Lula disse ao ministro, de acordo com o candidato, que enviaria pessoas de sua equipe à Argentina, com o objetivo de ajudá-lo na campanha “para parar a direita”. As eleições na Argentina estão marcadas para o próximo dia 22.
Quem contou aos repórteres o diálogo com o presidente foi o próprio Massa. Em conversas reservadas, diplomatas do Itamaraty se queixaram do vazamento.
“Um gênio, Lula. Ele prometeu que nos ajudaria a vencer (Javier) Milei”, disse o ministro da Economia argentino a seus companheiros, durante voo de volta a Buenos Aires, segundo reportagem publicada no jornal La Nación, em 29 de agosto, assinada por Jaime Rosemberg.
“Como isso ajudaria a se materializar? Participantes do encontro, no qual foram discutidos ’80 por cento de política e 20 de economia’ (…) confirmaram que Lula ofereceu a Massa “nosso povo” em matéria de comunicação ‘para evitar que a direita ganhe e voltemos quarenta anos’, em óbvia referência ao candidato libertário Javier Milei”, escreveu o jornalista.
Ao citar como foi sua campanha do ano passado com o ex-presidente Jair Bolsonaro, candidato à reeleição, Lula afirmou: “Milei é um louco, pior que o Bolsonaro.” O presidente observou, ainda, que era necessário envidar todos os esforços para a vitória de Massa. “É preciso vencê-lo para que o Mercosul continue”, disse o petista, de acordo com o La Nación.
“Seguindo à risca o pedido do presidente Luiz Inácio Lula da Silva, cada dia mais preocupado com o resultado da eleição presidencial argentina, estrategistas vinculados ao PT que desembarcaram em Buenos Aires após as Primárias Abertas Simultâneas e Obrigatórias (Paso), realizadas em 13 de agosto, para reforçar a equipe do candidato peronista Sergio Massa, ministro da Economia do governo de Alberto Fernández e Cristina Kirchner, estão correndo contra o tempo para impedir a vitória da extrema direita no país”, diz trecho da reportagem, assinada por Janaína Figueiredo, correspondente do jornal em Buenos Aires.
O marqueteiro Sidônio Pereira, responsável pelos programas de TV de Lula, no ano passado, chegou a ser convidado para trabalhar na campanha de Massa, mas não aceitou por considerar que o tempo era curto. A informação foi revelada por O Globo e confirmada pelo Estadão. A assessoria do PT diz que o partido “não indicou nem intermediou atuação de qualquer pessoa em campanhas políticas em outros países”.

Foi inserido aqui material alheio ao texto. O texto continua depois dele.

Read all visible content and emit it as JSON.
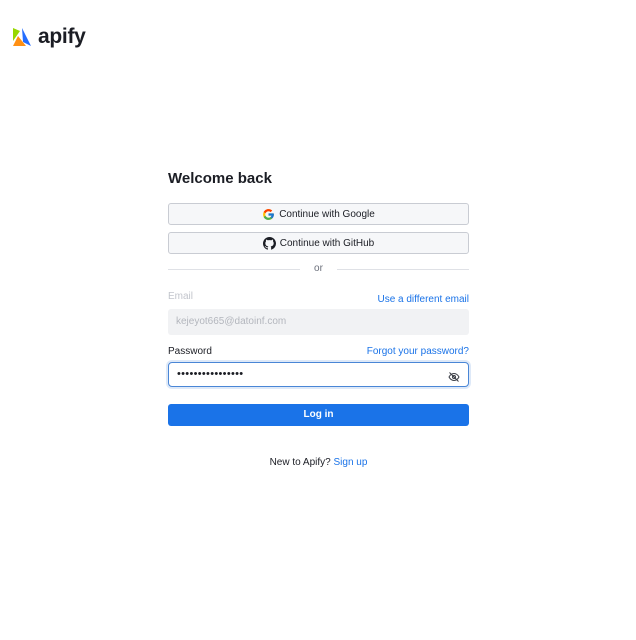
{
  "brand": {
    "name": "apify",
    "icon": "apify-logo-icon",
    "colors": {
      "blue": "#246DFF",
      "green": "#97D700",
      "orange": "#FF9013"
    }
  },
  "login": {
    "title": "Welcome back",
    "google_label": "Continue with Google",
    "github_label": "Continue with GitHub",
    "divider_text": "or",
    "email_label": "Email",
    "use_different_email": "Use a different email",
    "email_value": "kejeyot665@datoinf.com",
    "password_label": "Password",
    "forgot_password": "Forgot your password?",
    "password_masked": "••••••••••••••••",
    "password_visibility_icon": "eye-off-icon",
    "login_label": "Log in",
    "signup_prompt": "New to Apify?",
    "signup_link": "Sign up"
  },
  "colors": {
    "accent": "#1a73e8",
    "focus_border": "#4a86d6",
    "text": "#1b1d24"
  }
}
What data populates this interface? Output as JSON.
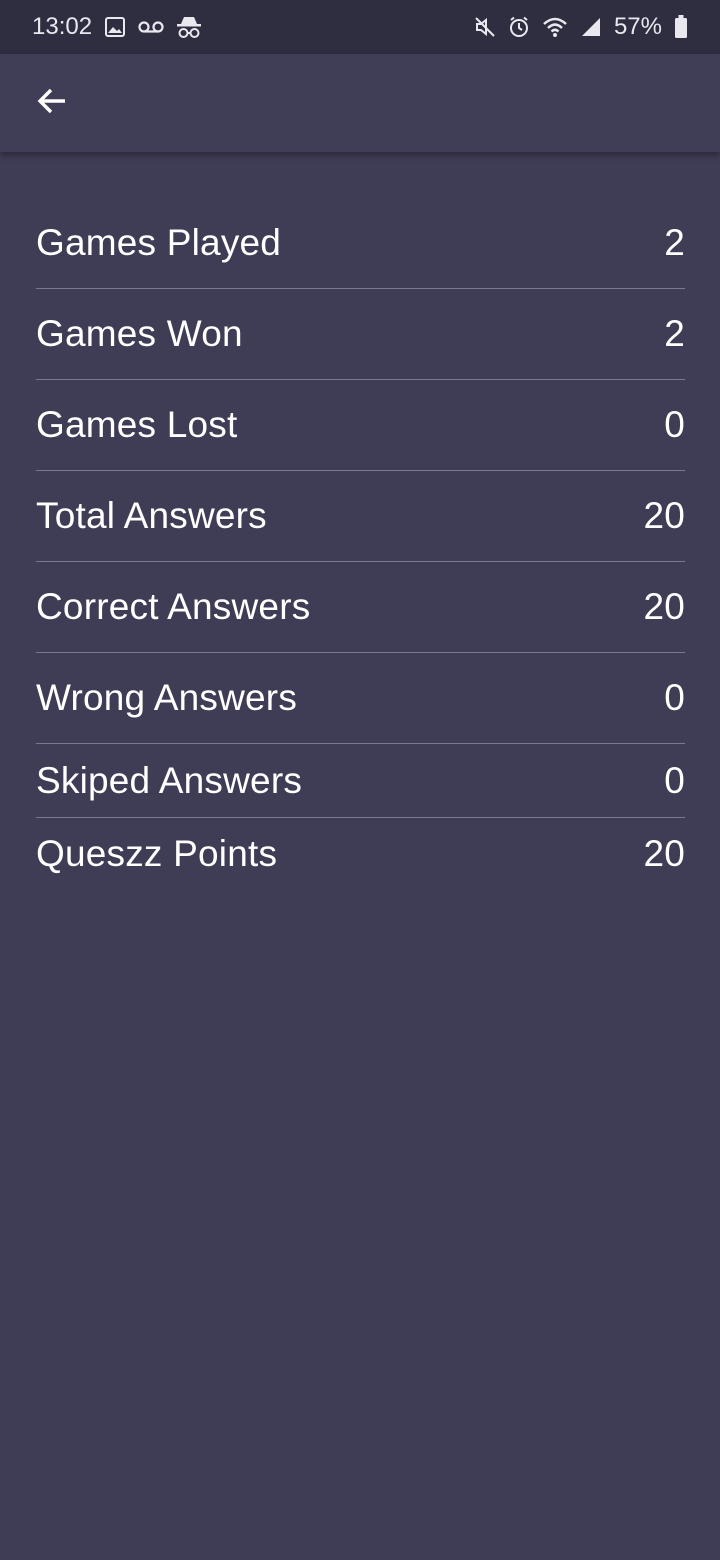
{
  "status_bar": {
    "time": "13:02",
    "battery": "57%",
    "left_icons": [
      "gallery-icon",
      "voicemail-icon",
      "incognito-icon"
    ],
    "right_icons": [
      "mute-icon",
      "alarm-icon",
      "wifi-icon",
      "signal-icon",
      "battery-icon"
    ]
  },
  "app_bar": {
    "back_icon": "arrow-back-icon"
  },
  "stats": [
    {
      "label": "Games Played",
      "value": "2"
    },
    {
      "label": "Games Won",
      "value": "2"
    },
    {
      "label": "Games Lost",
      "value": "0"
    },
    {
      "label": "Total Answers",
      "value": "20"
    },
    {
      "label": "Correct Answers",
      "value": "20"
    },
    {
      "label": "Wrong Answers",
      "value": "0"
    },
    {
      "label": "Skiped Answers",
      "value": "0"
    },
    {
      "label": "Queszz Points",
      "value": "20"
    }
  ],
  "colors": {
    "background": "#3f3c55",
    "status_bar": "#2f2d40",
    "divider": "#7a7890",
    "text": "#ffffff"
  }
}
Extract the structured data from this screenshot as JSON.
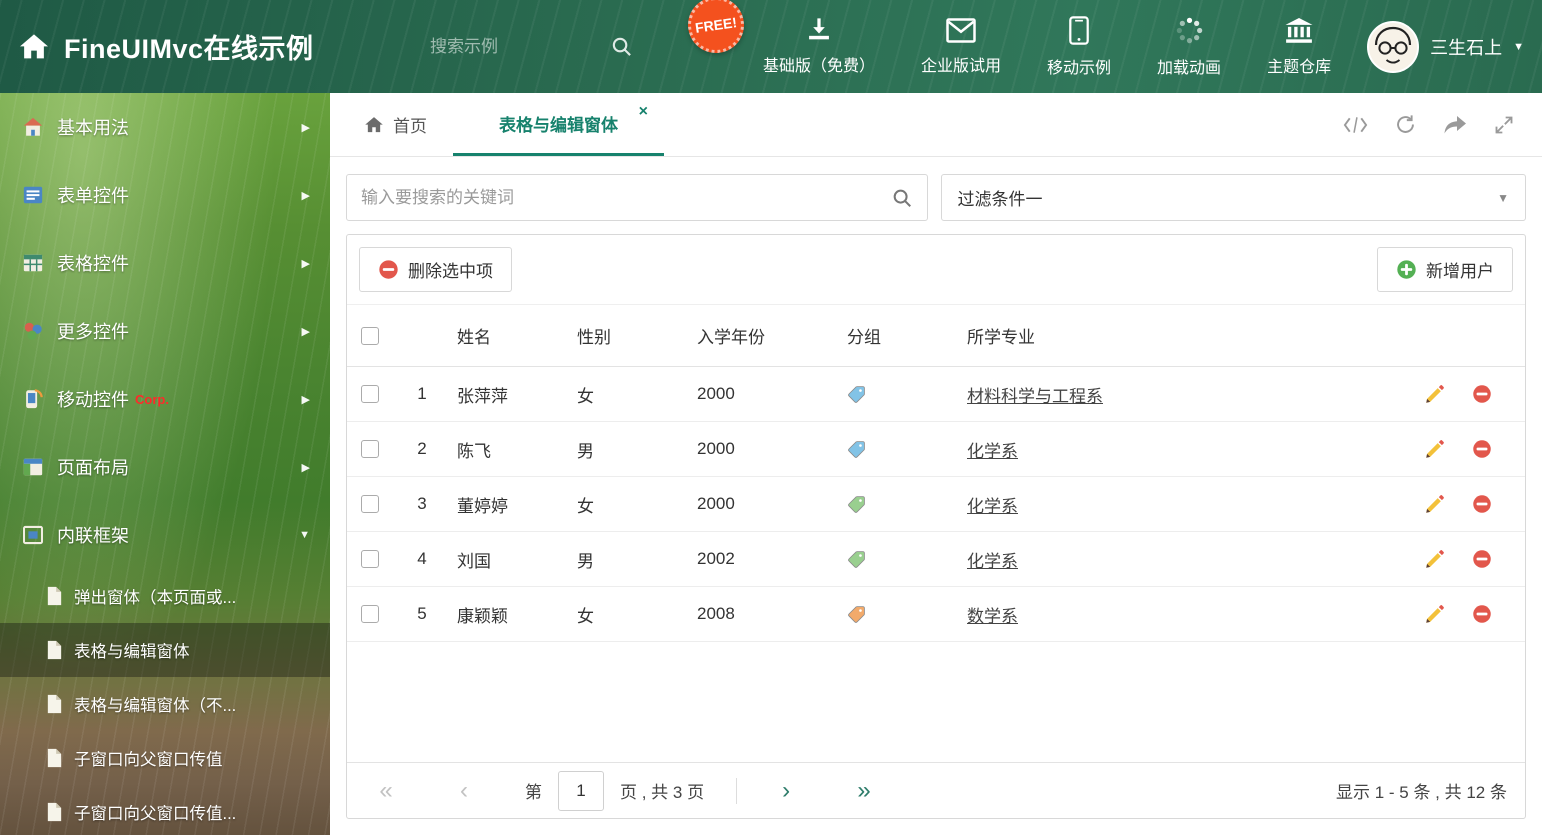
{
  "colors": {
    "accent": "#17826d",
    "danger": "#e2574c",
    "success": "#54b054"
  },
  "header": {
    "title": "FineUIMvc在线示例",
    "search_placeholder": "搜索示例",
    "free_badge": "FREE!",
    "nav": [
      {
        "label": "基础版（免费）",
        "icon": "download-icon"
      },
      {
        "label": "企业版试用",
        "icon": "envelope-icon"
      },
      {
        "label": "移动示例",
        "icon": "mobile-icon"
      },
      {
        "label": "加载动画",
        "icon": "spinner-icon"
      },
      {
        "label": "主题仓库",
        "icon": "bank-icon"
      }
    ],
    "user_name": "三生石上"
  },
  "sidebar": {
    "items": [
      {
        "label": "基本用法",
        "icon": "home-icon"
      },
      {
        "label": "表单控件",
        "icon": "form-icon"
      },
      {
        "label": "表格控件",
        "icon": "grid-icon"
      },
      {
        "label": "更多控件",
        "icon": "shapes-icon"
      },
      {
        "label": "移动控件",
        "icon": "mobile-icon",
        "badge": "Corp."
      },
      {
        "label": "页面布局",
        "icon": "layout-icon"
      },
      {
        "label": "内联框架",
        "icon": "frame-icon"
      }
    ],
    "subitems": [
      {
        "label": "弹出窗体（本页面或..."
      },
      {
        "label": "表格与编辑窗体"
      },
      {
        "label": "表格与编辑窗体（不..."
      },
      {
        "label": "子窗口向父窗口传值"
      },
      {
        "label": "子窗口向父窗口传值..."
      }
    ]
  },
  "tabs": {
    "home": "首页",
    "active": "表格与编辑窗体",
    "close_glyph": "×"
  },
  "filter": {
    "search_placeholder": "输入要搜索的关键词",
    "dropdown_value": "过滤条件一"
  },
  "toolbar": {
    "delete_label": "删除选中项",
    "add_label": "新增用户"
  },
  "table": {
    "columns": [
      "姓名",
      "性别",
      "入学年份",
      "分组",
      "所学专业"
    ],
    "rows": [
      {
        "num": "1",
        "name": "张萍萍",
        "gender": "女",
        "year": "2000",
        "tag_color": "#82c3e6",
        "major": "材料科学与工程系"
      },
      {
        "num": "2",
        "name": "陈飞",
        "gender": "男",
        "year": "2000",
        "tag_color": "#82c3e6",
        "major": "化学系"
      },
      {
        "num": "3",
        "name": "董婷婷",
        "gender": "女",
        "year": "2000",
        "tag_color": "#99cf8f",
        "major": "化学系"
      },
      {
        "num": "4",
        "name": "刘国",
        "gender": "男",
        "year": "2002",
        "tag_color": "#99cf8f",
        "major": "化学系"
      },
      {
        "num": "5",
        "name": "康颖颖",
        "gender": "女",
        "year": "2008",
        "tag_color": "#f2aa6b",
        "major": "数学系"
      }
    ]
  },
  "pagination": {
    "first_glyph": "«",
    "prev_glyph": "‹",
    "page_prefix": "第",
    "page_value": "1",
    "page_suffix": "页 , 共 3 页",
    "next_glyph": "›",
    "last_glyph": "»",
    "summary": "显示 1 - 5 条 , 共 12 条"
  },
  "glyphs": {
    "chevron_right": "▶",
    "chevron_down": "▼",
    "caret_down": "▼"
  }
}
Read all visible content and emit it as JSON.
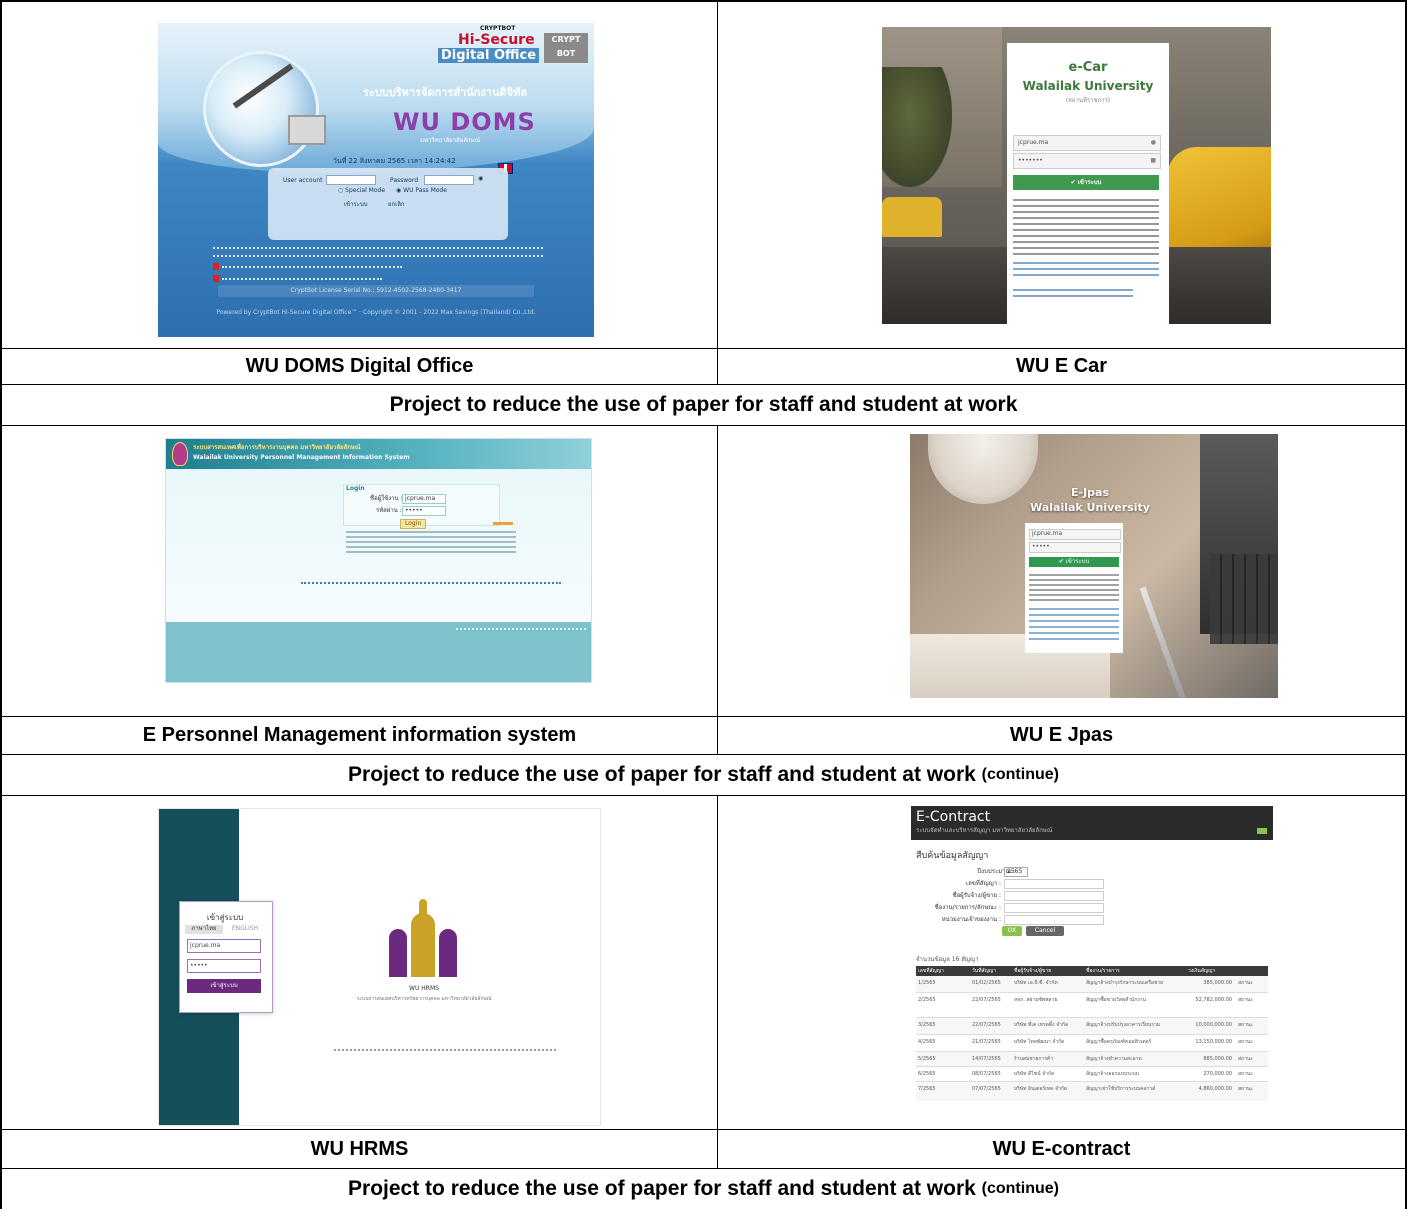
{
  "captions": {
    "row1_left": "WU DOMS Digital Office",
    "row1_right": "WU E Car",
    "banner1": "Project to reduce the use of paper for staff and student at work",
    "row2_left": "E Personnel Management information system",
    "row2_right": "WU E Jpas",
    "banner2": "Project to reduce the use of paper for staff and student at work",
    "banner2_suffix": "(continue)",
    "row3_left": "WU HRMS",
    "row3_right": "WU E-contract",
    "banner3": "Project to reduce the use of paper for staff and student at work",
    "banner3_suffix": "(continue)"
  },
  "doms": {
    "brand_top": "CRYPTBOT",
    "brand_mid": "Hi-Secure",
    "brand_bottom": "Digital Office",
    "brand_badge": "CRYPT BOT",
    "thai_title": "ระบบบริหารจัดการสำนักงานดิจิทัล",
    "logo": "WU DOMS",
    "university": "มหาวิทยาลัยวลัยลักษณ์",
    "datetime": "วันที่ 22 สิงหาคม 2565 เวลา 14:24:42",
    "user_label": "User account",
    "pass_label": "Password",
    "mode_special": "Special Mode",
    "mode_wu": "WU Pass Mode",
    "login_btn": "เข้าระบบ",
    "cancel_btn": "ยกเลิก",
    "license": "CryptBot License Serial No.: 5912-4502-2568-2480-3417",
    "footer": "Powered by CryptBot Hi-Secure Digital Office™ · Copyright © 2001 - 2022 Max Savings (Thailand) Co.,Ltd."
  },
  "ecar": {
    "title": "e-Car",
    "org": "Walailak University",
    "sub": "(สถานที่ราชการ)",
    "user_value": "jcprue.ma",
    "pass_value": "•••••••",
    "login_btn": "✔ เข้าระบบ"
  },
  "pmis": {
    "thai_title": "ระบบสารสนเทศเพื่อการบริหารงานบุคคล มหาวิทยาลัยวลัยลักษณ์",
    "en_title": "Walailak University Personnel Management Information System",
    "box_title": "Login",
    "user_label": "ชื่อผู้ใช้งาน :",
    "user_value": "jcprue.ma",
    "pass_label": "รหัสผ่าน :",
    "pass_value": "•••••",
    "login_btn": "Login"
  },
  "ejpas": {
    "title": "E-Jpas",
    "org": "Walailak University",
    "user_value": "jcprue.ma",
    "pass_value": "•••••",
    "login_btn": "✔ เข้าระบบ"
  },
  "hrms": {
    "login_title": "เข้าสู่ระบบ",
    "tab_thai": "ภาษาไทย",
    "tab_en": "ENGLISH",
    "user_value": "jcprue.ma",
    "pass_value": "•••••",
    "submit": "เข้าสู่ระบบ",
    "logo_text": "WU HRMS",
    "logo_sub": "ระบบสารสนเทศบริหารทรัพยากรบุคคล มหาวิทยาลัยวลัยลักษณ์"
  },
  "econtract": {
    "app_title": "E-Contract",
    "app_sub": "ระบบจัดทำและบริหารสัญญา มหาวิทยาลัยวลัยลักษณ์",
    "section": "สืบค้นข้อมูลสัญญา",
    "year_label": "ปีงบประมาณ :",
    "year_value": "2565",
    "f1": "เลขที่สัญญา :",
    "f2": "ชื่อผู้รับจ้าง/ผู้ขาย :",
    "f3": "ชื่องาน/รายการ/ลักษณะ :",
    "f4": "หน่วยงานเจ้าของงาน :",
    "ok_btn": "OK",
    "cancel_btn": "Cancel",
    "count": "จำนวนข้อมูล 16 สัญญา",
    "headers": [
      "เลขที่สัญญา",
      "วันที่สัญญา",
      "ชื่อผู้รับจ้าง/ผู้ขาย",
      "ชื่องาน/รายการ",
      "วงเงินสัญญา",
      ""
    ],
    "rows": [
      [
        "1/2565",
        "01/02/2565",
        "บริษัท เอ.บี.ซี. จำกัด",
        "สัญญาจ้างบำรุงรักษาระบบเครือข่าย",
        "385,000.00",
        "สถานะ"
      ],
      [
        "2/2565",
        "22/07/2565",
        "หจก. สยามซัพพลาย",
        "สัญญาซื้อขายวัสดุสำนักงาน",
        "52,782,000.00",
        "สถานะ"
      ],
      [
        "3/2565",
        "22/07/2565",
        "บริษัท ทีเค เทรดดิ้ง จำกัด",
        "สัญญาจ้างปรับปรุงอาคารเรียนรวม",
        "10,000,000.00",
        "สถานะ"
      ],
      [
        "4/2565",
        "21/07/2565",
        "บริษัท ไทยพัฒนา จำกัด",
        "สัญญาซื้อครุภัณฑ์คอมพิวเตอร์",
        "13,150,000.00",
        "สถานะ"
      ],
      [
        "5/2565",
        "14/07/2565",
        "ร้านสมชายการค้า",
        "สัญญาจ้างทำความสะอาด",
        "885,000.00",
        "สถานะ"
      ],
      [
        "6/2565",
        "08/07/2565",
        "บริษัท ดีไซน์ จำกัด",
        "สัญญาจ้างออกแบบระบบ",
        "270,000.00",
        "สถานะ"
      ],
      [
        "7/2565",
        "07/07/2565",
        "บริษัท อินเตอร์เทค จำกัด",
        "สัญญาเช่าใช้บริการระบบคลาวด์",
        "4,860,000.00",
        "สถานะ"
      ]
    ]
  }
}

Ainda no dia 29 de agosto, o jornal argentino Página 12 trouxe relatos da conversa entre Lula e Massa no Planalto, contados pelo próprio candidato.
“Faça o que você tem que fazer, mas vença”, afirmou o presidente, de acordo com o ministro da Economia argentino. “Deixe de juntar dólares e junte votos. Vocês têm que vencer pela integridade do Mercosul. É sua responsabilidade vencer”, completou Lula, de acordo com a reportagem do Página 12, assinada por Melisa Molina, sob o título “Tudo o que Lula disse para Massa”
O Página 12 descreve, ainda, como foi a conversa entre Lula e o candidato apoiado pelo presidente da Argentina, Alberto Fernández, sobre um dos empréstimos do Banco de Desenvolvimento da América Latina (CAF).
“Em outro momento central da conversa entre as delegações argentina e brasileira, falaram, é claro, do acordo que haviam alcançado com a CAF, que dará garantias ao acordo de US$ 600 milhões para financiar exportações do Brasil para a Argentina. ‘Presidente, depois de nove meses, encontramos a solução para um problema’, disse-lhe Massa”, segundo o Página 12.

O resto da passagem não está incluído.